Random Review wrote:I see what you're talking about every day. I want to give a concrete example: subject wh questions.
Italian students (and IIRC Spanish students too*) are prone to misinterpreting these as object "wh" questions with a postposed subject.
This means you can ask Italian students a question like, "What eats rabbits?" and a certain percentage will give you an answer like "grass" or "carrots". Yes, this percentage does get smaller as students progress, but it is genuinely hard for many of them NOT to parse it this way and I have seen it persist in intermediate students. It takes a lot of work from both student and teacher to change that.
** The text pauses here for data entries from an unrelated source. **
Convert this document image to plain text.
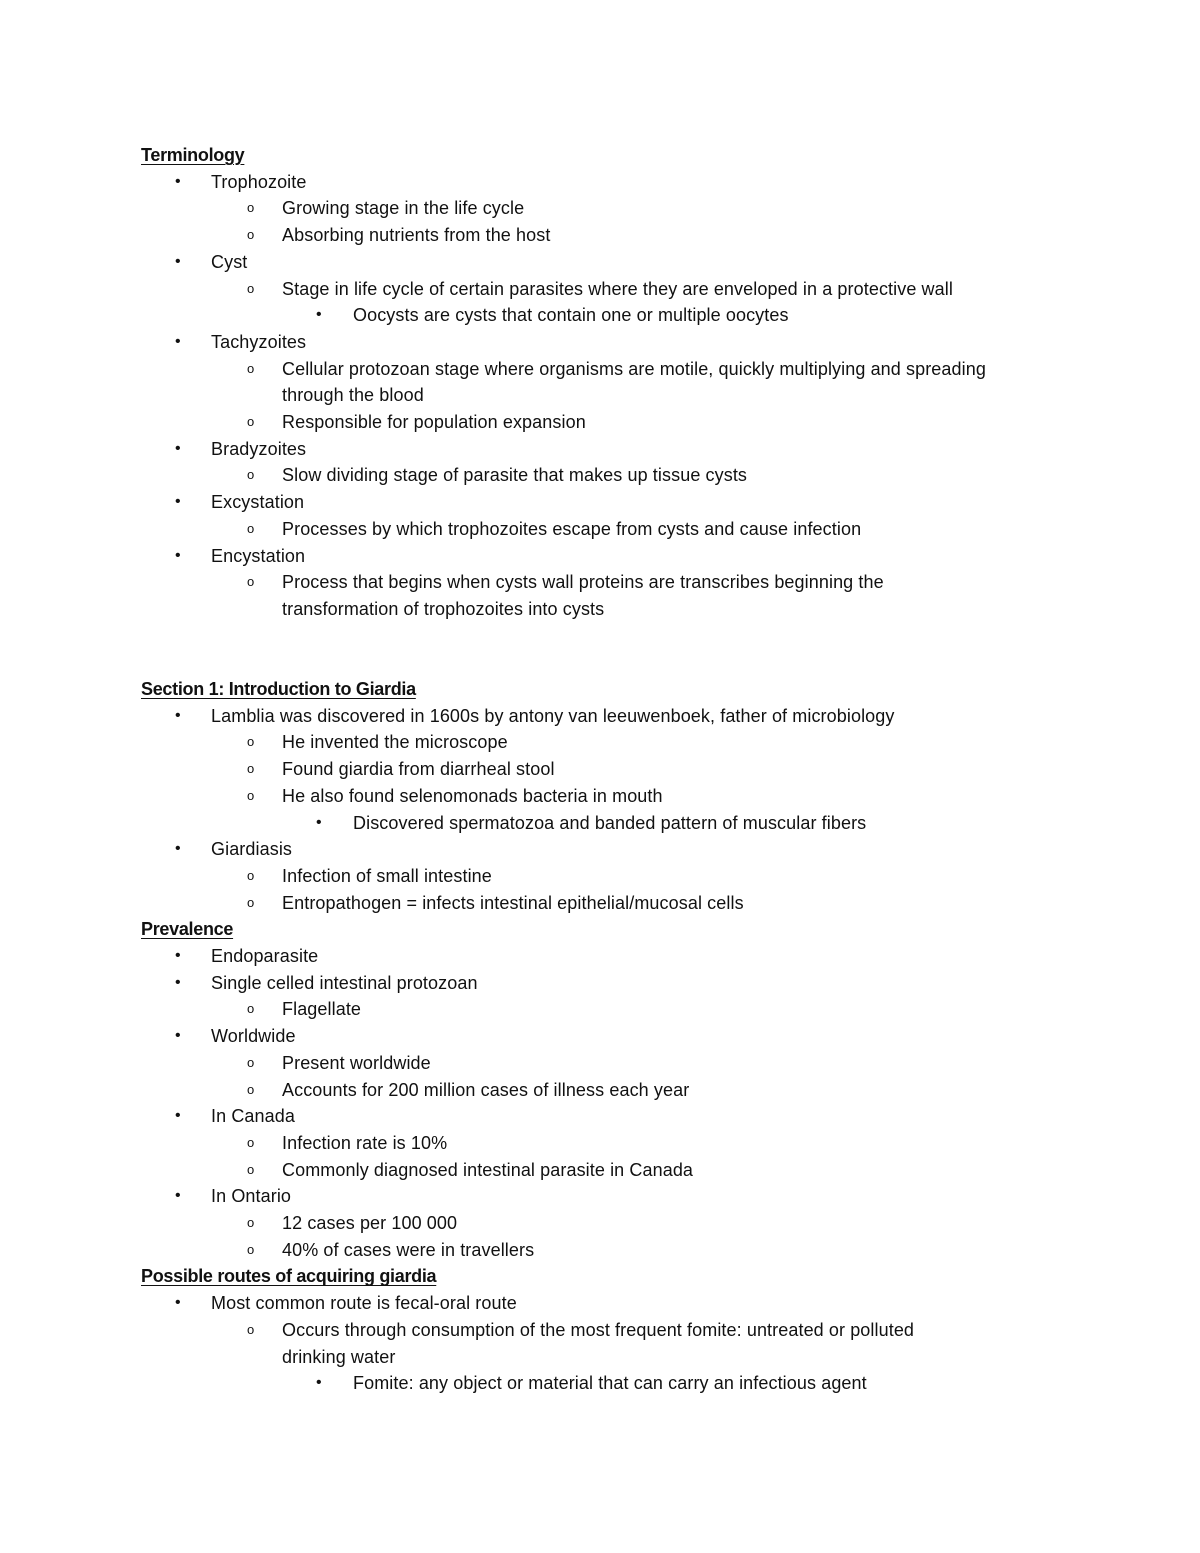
Terminology
• Trophozoite
o Growing stage in the life cycle
o Absorbing nutrients from the host
• Cyst
o Stage in life cycle of certain parasites where they are enveloped in a protective wall
• Oocysts are cysts that contain one or multiple oocytes
• Tachyzoites
o Cellular protozoan stage where organisms are motile, quickly multiplying and spreading
through the blood
o Responsible for population expansion
• Bradyzoites
o Slow dividing stage of parasite that makes up tissue cysts
• Excystation
o Processes by which trophozoites escape from cysts and cause infection
• Encystation
o Process that begins when cysts wall proteins are transcribes beginning the
transformation of trophozoites into cysts
Section 1: Introduction to Giardia
• Lamblia was discovered in 1600s by antony van leeuwenboek, father of microbiology
o He invented the microscope
o Found giardia from diarrheal stool
o He also found selenomonads bacteria in mouth
• Discovered spermatozoa and banded pattern of muscular fibers
• Giardiasis
o Infection of small intestine
o Entropathogen = infects intestinal epithelial/mucosal cells
Prevalence
• Endoparasite
• Single celled intestinal protozoan
o Flagellate
• Worldwide
o Present worldwide
o Accounts for 200 million cases of illness each year
• In Canada
o Infection rate is 10%
o Commonly diagnosed intestinal parasite in Canada
• In Ontario
o 12 cases per 100 000
o 40% of cases were in travellers
Possible routes of acquiring giardia
• Most common route is fecal-oral route
o Occurs through consumption of the most frequent fomite: untreated or polluted
drinking water
• Fomite: any object or material that can carry an infectious agent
Personally (I'm not particularly dogmatic about it and not trying to convince anyone), I've come reluctantly to the conclusion that the Krashenites (and many others who aren't Krashenites to be fair!) are probably right that acquisition is mainly driven by input, but *what* input?
Why have you come to that conclusion?
Cos it's all well and good recognising that what you are doing isn't working, but you can't say that what you
aren't doing
would work.
I think what is key is a far more woolly thing of "engagement" with the language.
Communicative language teaching fails not because the core principle is wrong (that communicating using the language gives an opportunity for rehearsal and refining one's "theory" of the target language) but that it makes no sense in a classroom setting, because the people you are communicating with don't actually have the language model you're trying to acquire anyway -- so when L1 interference hits, it reinforces itself in the community language. This is the big problem in classroom-based language teaching -- free practice can be impractical and even counter-productive in a class with a shared L1. This is where I think Krashen gets it most wrong: it's not about speaking "too early", it's about speaking to people who themselves are "too early". But with controlled practice, this is less of an issue... assuming corrective feedback from a proficient teacher.
I Personally think (and here I am trying to convince) that these students could get hours and hours of input chosen for interesting content and never come across enough input that disconfirms this; whereas teachers or self-learners guided by explicit knowledge can and do craft targeted input to help them acquire a grammar that more closely approximates the various native ones.
You're certainly right that truly "natural" methods are less useful than planned exposure -- it seems that it's not about getting "enough" input as much as it is about getting
dense enough input: if you don't see enough examples of a pattern in reasonable quick succession, you won't ever notice the pattern.
But we
can force people to attend to the pattern by more explicit teaching and controlled practice -- output can be immediately identified as wrong.